L'Arabie Saoudite a en effet arrangé des pourparlers entre la Turquie et l'Égypte, mettant en place le cadre d'un accord de paix entre ces deux pays (devant être finalisé avant avril), en vertu duquel Al-Sisi allait passer le pouvoir dirigeant au sein de l'OCI à Erdogan. En 2013, la Turquie d'Erdogan avait condamné le renversement du régime issu de la Confrérie des Frères musulmans en Égypte par al Sisi, refusant de reconnaître la légitimité du Maréchal. À présent, en vertu des termes de l'accord obtenu par les Saoud en tant qu'entremetteurs, Sisi ne va pas uniquement abandonner sa présidence de l'OCI, ce qui correspond sans aucun doute à un accord graissé avec de l'argent saoudien en faveur de l'Égypte, qui se trouve actuellement dans le besoin. Mais Sisi va aussi va aussi livrer au régime turc favorable à la Confrérie des Frères musulmans d'Erdogan, des centaines de Frères musulmans égyptiens qui étaient jusque-là en attente dans les couloirs de la mort égyptiens, depuis qu'Al Sisi avait renversé le Président de la confrérie Mohammed Morsi en 20137.

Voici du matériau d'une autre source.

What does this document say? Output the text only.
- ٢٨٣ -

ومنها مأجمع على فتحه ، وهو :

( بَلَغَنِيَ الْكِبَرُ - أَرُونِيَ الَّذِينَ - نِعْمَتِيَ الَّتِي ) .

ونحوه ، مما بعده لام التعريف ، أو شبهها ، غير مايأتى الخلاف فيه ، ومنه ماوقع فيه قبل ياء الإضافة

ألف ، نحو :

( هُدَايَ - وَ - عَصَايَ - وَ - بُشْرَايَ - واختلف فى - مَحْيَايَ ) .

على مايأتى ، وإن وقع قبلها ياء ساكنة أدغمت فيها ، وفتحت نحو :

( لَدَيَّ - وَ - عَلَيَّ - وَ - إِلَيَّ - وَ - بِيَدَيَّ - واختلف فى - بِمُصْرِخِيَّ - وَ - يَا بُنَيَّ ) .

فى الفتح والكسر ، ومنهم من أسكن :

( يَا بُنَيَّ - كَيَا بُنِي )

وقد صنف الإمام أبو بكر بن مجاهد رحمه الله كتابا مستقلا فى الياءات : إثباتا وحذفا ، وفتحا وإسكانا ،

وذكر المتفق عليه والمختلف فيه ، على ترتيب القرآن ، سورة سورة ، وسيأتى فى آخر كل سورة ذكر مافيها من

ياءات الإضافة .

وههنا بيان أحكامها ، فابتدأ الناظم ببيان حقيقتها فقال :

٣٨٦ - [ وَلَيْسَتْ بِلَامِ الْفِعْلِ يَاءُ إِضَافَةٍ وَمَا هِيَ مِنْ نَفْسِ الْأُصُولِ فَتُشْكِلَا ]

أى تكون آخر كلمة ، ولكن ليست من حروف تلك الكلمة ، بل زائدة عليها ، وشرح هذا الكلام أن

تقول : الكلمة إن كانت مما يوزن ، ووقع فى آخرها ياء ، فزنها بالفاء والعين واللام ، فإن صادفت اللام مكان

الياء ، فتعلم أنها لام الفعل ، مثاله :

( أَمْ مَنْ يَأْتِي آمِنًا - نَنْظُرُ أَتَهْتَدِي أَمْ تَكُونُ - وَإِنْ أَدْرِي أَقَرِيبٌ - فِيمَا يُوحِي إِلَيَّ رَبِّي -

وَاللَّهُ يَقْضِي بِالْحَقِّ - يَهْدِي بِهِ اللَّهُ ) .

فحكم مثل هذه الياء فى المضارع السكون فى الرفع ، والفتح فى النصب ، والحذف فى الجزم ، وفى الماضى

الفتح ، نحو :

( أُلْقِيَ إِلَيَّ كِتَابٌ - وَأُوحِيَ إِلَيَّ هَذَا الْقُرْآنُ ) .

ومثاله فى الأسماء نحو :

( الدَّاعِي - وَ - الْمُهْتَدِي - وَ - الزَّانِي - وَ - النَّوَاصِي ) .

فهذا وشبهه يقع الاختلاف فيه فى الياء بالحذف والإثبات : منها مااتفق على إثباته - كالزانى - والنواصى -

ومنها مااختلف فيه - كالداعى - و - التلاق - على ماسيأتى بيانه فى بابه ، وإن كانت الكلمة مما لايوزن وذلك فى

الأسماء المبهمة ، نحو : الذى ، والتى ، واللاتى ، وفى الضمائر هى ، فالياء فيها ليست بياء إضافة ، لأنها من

Il faut avoir à l'esprit que l'OCI fut fondée en 1969 par 57 Etats membres, afin d'être « la voix collective du monde musulman ». Elle fut mise en place en tant que résultat de l'effondrement de l'Empire ottoman et du Califat après la Première Guerre mondiale, effondrement qui avait laissé une vacuité susceptible d'être comblée par une nouvelle institution pan-islamique. Il s'agit plus ou moins du même groupe d'États islamiques qui ont été invités à Riyad le mois dernier par le prince Salmane, afin d'y former la "Coalition Antiterroriste Islamique" des Saoud8.

Pas à pas, le grandiose et ambitieux Erdoğan, l'actuel "protecteur" international de la Confrérie des Frères musulmans, soutien de Daech/de l'EEIL, est en train de se rapprocher de son rêve à long terme : restaurer le Califat islamique, mais pas avec un quelconque personnage appelé Al Baghdadi, qui peut très bien avoir été uniquement fictif. Le nouveau Grand Sultan sera en fait... Recep Tayyip Erdoğan lui-même. Ou en tout cas il l'espère, spécialement depuis cette dernière visite à Ankara du tortueux Joe Biden...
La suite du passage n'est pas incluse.